The facts don’t support your assertions.
That's not what I said though. I didn't say their gains came from the working class, only that once they returned to doing what voters understood to be their traditional purpose, their vote share recovered accordingly.
The fundamental issue is that everyone knows what the purpose of the Labour party is, which is to represent and fight for the interests of working people in parliament.
Actually to be more precise the Labour Party was founded by working people to represent themselves in parliament.
The Liberal Party, a party dominated by well-meaning affluent professionals, who without doubt provided important social reforms, ultimately proved to be an unsatisfactory vehicle for that.

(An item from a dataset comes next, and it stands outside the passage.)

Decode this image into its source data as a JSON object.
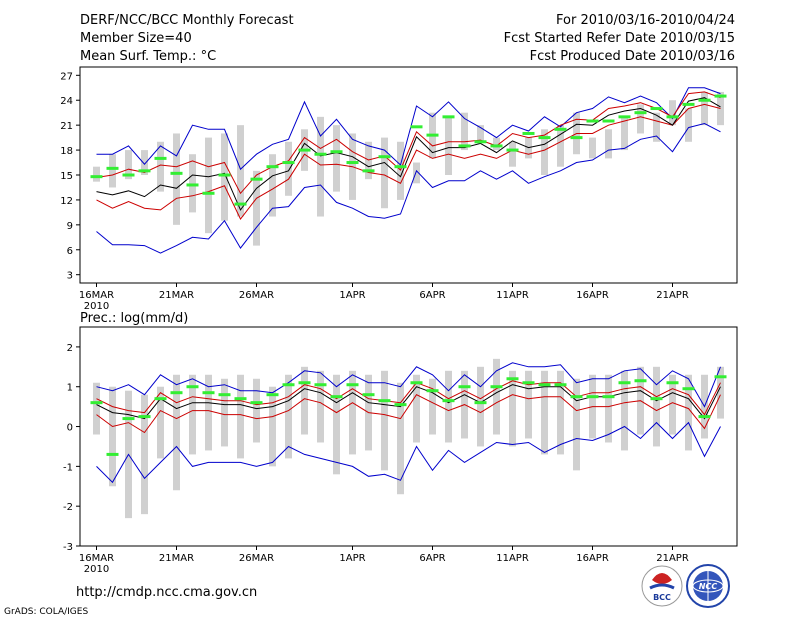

Today we are actually in a very similar situation - history repeats itself first as a tragedy, second as a farce.
Up until Tony Blair become leader out of the 15 previous Labour leaders 10 could be said to have a working class background. Since then the chance of that are close to zero. Even on the back benches there is almost no working class representation. People like Dennis Skinner no longer exist in the parliamentary Labour Party.
For me the important thing isn’t so much the funding but the having the membership take part enmasse to work on a project that helps that community.
Do you mean 'activism'? Because that is already happening, as I described briefly earlier. There are/were countless groups affiliated with Labour, who actively get together to help out in the 'community', to achieve positive change. This is the kind of grassroots activism that saw a massive surge under Corbyn's leadership, yet under Starmer, has seen many groups no longer want to be associated with Labour. Losing these is disastrous for Starmer, as is losing union support, because it will leave him with even less support of the very people Labour is supposed to represent; the labour force.
The fundamental issue is that everyone knows what the purpose of the Labour party is, which is to represent and fight for the interests of working people in parliament. The trouble is that for most of the past 25 years, the Labour party haven’t done this. When they did for a brief period in 2015-2017 they saw their vote share recover and their membership increase massively.
This. Labour has become little more than a shell to represent corporate interests, under the guise of being 'for the people'. It clearly no longer is, and increasing numbers of people are realising this, and becoming disillusioned with politics altogether. Making things even easier for the ruling elites. That not a single Starmerite on here has given any meaningful answer as to how Starmer is going to reverse this, shows just how utterly useless he really is, for the people that need to be represented. He may well, however, be very useful for those ruling elites, if they decide they need a new puppet*, if and when Boris outlives his usefulness to them. But he's not going to actually change anything.
*Stand by to see accusations of Anti-Semitism from those who've been taken in by the right...
Sure, but the people that Labour are supposed to represent; "The workers" turned back to them in less numbers in 2017 than those people turned towards the Conservatives. In fact a bigger slice of their support came from greens, students and the middle classes.
Personally I don't think that's necessarily a problem. I think Labour could do worse than appeal to the same groups of people that made it's success in 2017 so astonishing. While everyone's fixated on Hartlepool, the fact that Labour will again overwhelming win in London goes almost un remarked upon. A quick look at the way London has voted in the past (as recently at the 70's London was totally controlled by the Tories.) shows was a remarkable domination it is. This is hurdle that Labour has to overcome. It's support now is in high density cities, and university towns, and not in socially conservative northern towns any longer. How you translate that to national support is for some-one with better ideas than me.